Eggybread72 Sat 18-Mar-17 19:38:58

It's fascinating reading all the stories about 'blended' families. But here's the difference , Zorro and I don't have children of our own so it can feel quite lonely joining a family,especially if another 'mum or grandma' aren't needed as they already have their own. There's no bad feeling between my stepdaughter and stepchildren,it's just that I am surplus and my step granddaughter who is just 7 has realised this and started calling me by my christian name instead of nana.

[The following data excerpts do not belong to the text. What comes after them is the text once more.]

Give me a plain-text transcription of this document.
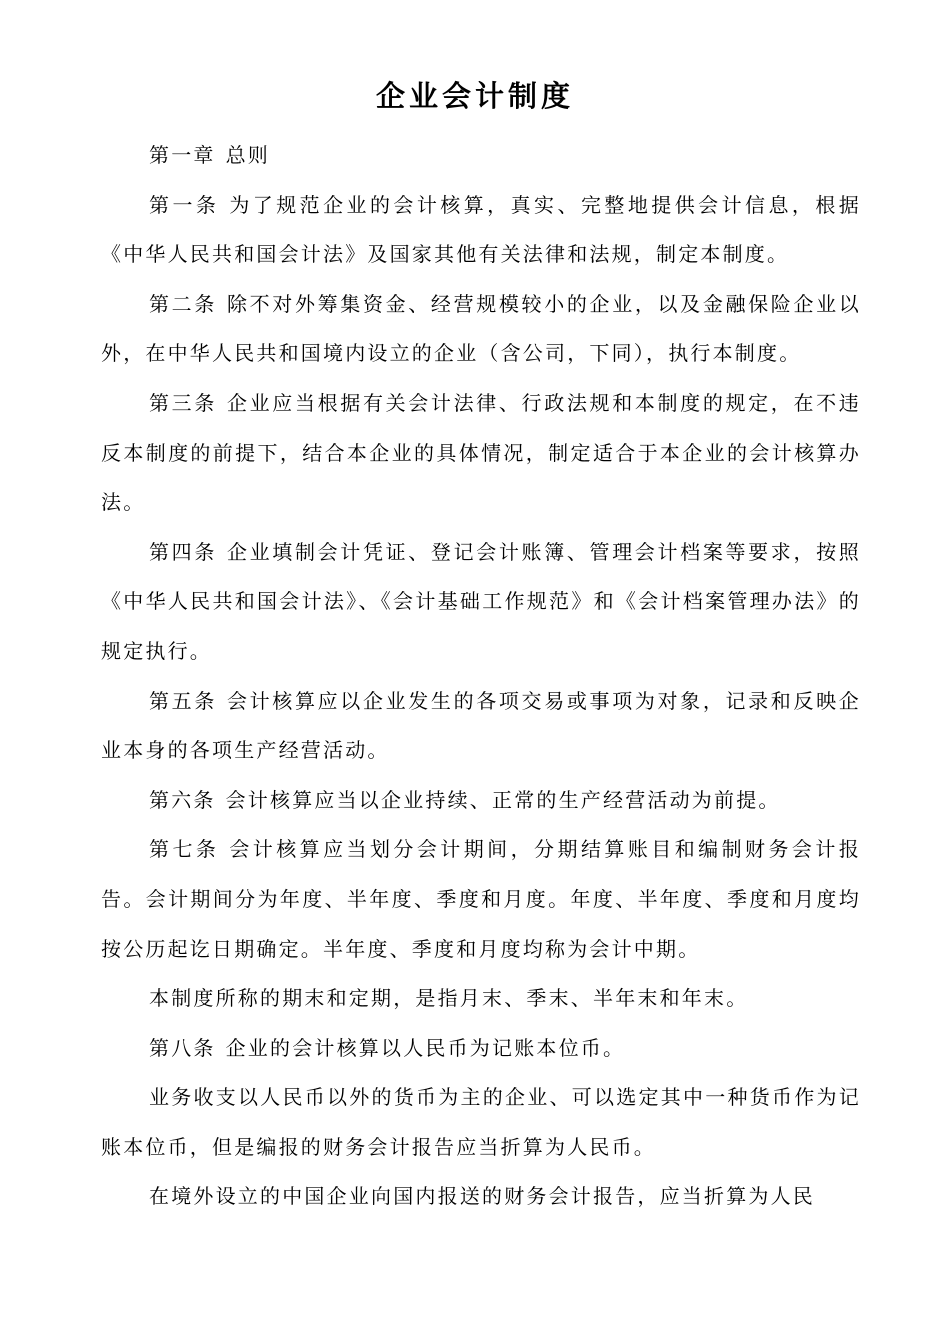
企业会计制度

第一章 总则

第一条 为了规范企业的会计核算，真实、完整地提供会计信息，根据《中华人民共和国会计法》及国家其他有关法律和法规，制定本制度。

第二条 除不对外筹集资金、经营规模较小的企业，以及金融保险企业以外，在中华人民共和国境内设立的企业（含公司，下同），执行本制度。

第三条 企业应当根据有关会计法律、行政法规和本制度的规定，在不违反本制度的前提下，结合本企业的具体情况，制定适合于本企业的会计核算办法。

第四条 企业填制会计凭证、登记会计账簿、管理会计档案等要求，按照《中华人民共和国会计法》、《会计基础工作规范》和《会计档案管理办法》的规定执行。

第五条 会计核算应以企业发生的各项交易或事项为对象，记录和反映企业本身的各项生产经营活动。

第六条 会计核算应当以企业持续、正常的生产经营活动为前提。

第七条 会计核算应当划分会计期间，分期结算账目和编制财务会计报告。会计期间分为年度、半年度、季度和月度。年度、半年度、季度和月度均按公历起讫日期确定。半年度、季度和月度均称为会计中期。

本制度所称的期末和定期，是指月末、季末、半年末和年末。

第八条 企业的会计核算以人民币为记账本位币。

业务收支以人民币以外的货币为主的企业、可以选定其中一种货币作为记账本位币，但是编报的财务会计报告应当折算为人民币。

在境外设立的中国企业向国内报送的财务会计报告，应当折算为人民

sarahellenwhitney Sat 18-Mar-17 19:43:50

Eggybread72
I am not a stepmum so do not know what it is like to be left out of family functions.
I would however be very upset,if my husband attended his childrens, not mine, events when he knew I wasn't invited.
But then that's me.

Starlady Sat 18-Mar-17 19:58:13

I'm not a stepmum or stepgran either, so this is just my opinion, that's all. But Zorro, I think your sc and sgc may just see sps and sgps as having a different place in their lives from bio parents/gps. Maybe their mum taught them this or maybe it's just their own pov. It may have nothing to do with you, personally. They may just feel that sps should only be included at major events where there will be a lot of people like weddings. But they may feel that only bios "belong" at smaller events, particularly if there is only room for so many. I'm so sorry, but that might be the case. The best you can do, imo, is accept things as they are and make the best of the time you do get with them.

joannewton46 Sat 18-Mar-17 20:31:21

Eggybread72 You say only your husband gets an invite to birthdays? Does he go? Surely after 20 odd years, he owes you some loyalty. If that happened to me, I'd expect him to say no, not without my wife.

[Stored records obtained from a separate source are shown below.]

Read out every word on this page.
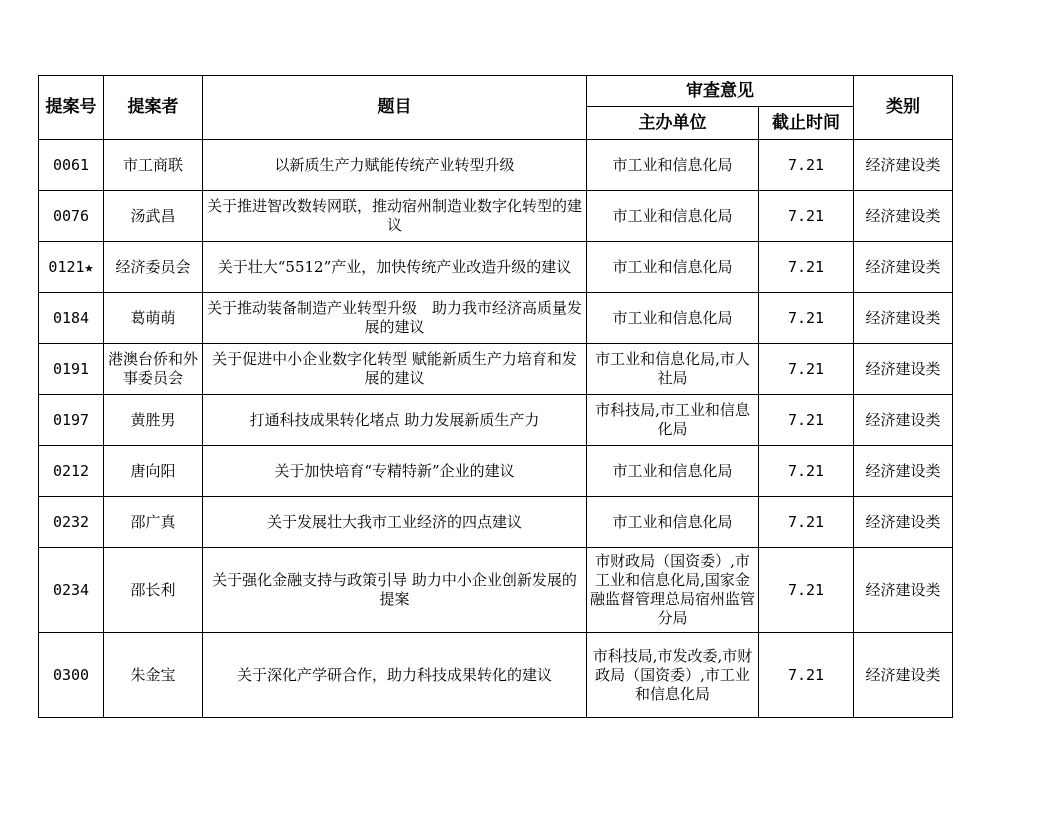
提案号	提案者	题目	审查意见		类别
			主办单位	截止时间	
0061	市工商联	以新质生产力赋能传统产业转型升级	市工业和信息化局	7.21	经济建设类
0076	汤武昌	关于推进智改数转网联，推动宿州制造业数字化转型的建议	市工业和信息化局	7.21	经济建设类
0121★	经济委员会	关于壮大“5512”产业，加快传统产业改造升级的建议	市工业和信息化局	7.21	经济建设类
0184	葛萌萌	关于推动装备制造产业转型升级　助力我市经济高质量发展的建议	市工业和信息化局	7.21	经济建设类
0191	港澳台侨和外事委员会	关于促进中小企业数字化转型 赋能新质生产力培育和发展的建议	市工业和信息化局,市人社局	7.21	经济建设类
0197	黄胜男	打通科技成果转化堵点 助力发展新质生产力	市科技局,市工业和信息化局	7.21	经济建设类
0212	唐向阳	关于加快培育“专精特新”企业的建议	市工业和信息化局	7.21	经济建设类
0232	邵广真	关于发展壮大我市工业经济的四点建议	市工业和信息化局	7.21	经济建设类
0234	邵长利	关于强化金融支持与政策引导 助力中小企业创新发展的提案	市财政局（国资委）,市工业和信息化局,国家金融监督管理总局宿州监管分局	7.21	经济建设类
0300	朱金宝	关于深化产学研合作，助力科技成果转化的建议	市科技局,市发改委,市财政局（国资委）,市工业和信息化局	7.21	经济建设类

Phoebes Sat 18-Mar-17 20:34:30

When I met my DH he already had a baby daughter who was the result of a holiday romance and lived in Norway as her Mum is Norwegian. She was never his girlfriend. When we got engaged, her Mum wouldn't meet me, but she did let us take the baby out in her pushchair when I visited Norway where my husband was working at the time. Later on, when we had got married and our daughter was born, she brought Alexandra over to England to meet her and from then on, we never looked back. When Alexandra was little she used to come over with her Mum and as she grew up she would come on her own. I get on very well with her Mum. We went over for Alexandra's wedding in Denmark, where she now lives and we now have two dear little grandchildren. We had to miss the christening of the first little boy as my husband was right in his busy period at work, but we went over to see him afterwards, with our daughter and we were able to go over for the little girl's baptism. We are like one big happy family and I never feel left-out. Alexandra's Mum got married for the first time when she was over 60 and we get on very well with her husband as well.

Peep Sat 18-Mar-17 22:10:26

Shouldn't one's loyalty be to the bio children, after all they were on the scene first. I'm the ex-wife and feel very strongly that my children are mine and not the current floosie's. I don't have much to show for 40 years of marriage apart from my children and grandchildren and am absolutely terrified of them prefering her. Lack of self esteem more than anything else. I am the one refusing invitations to weddings etc because of hurting so much over being replaced by a younger model. So it does go both ways.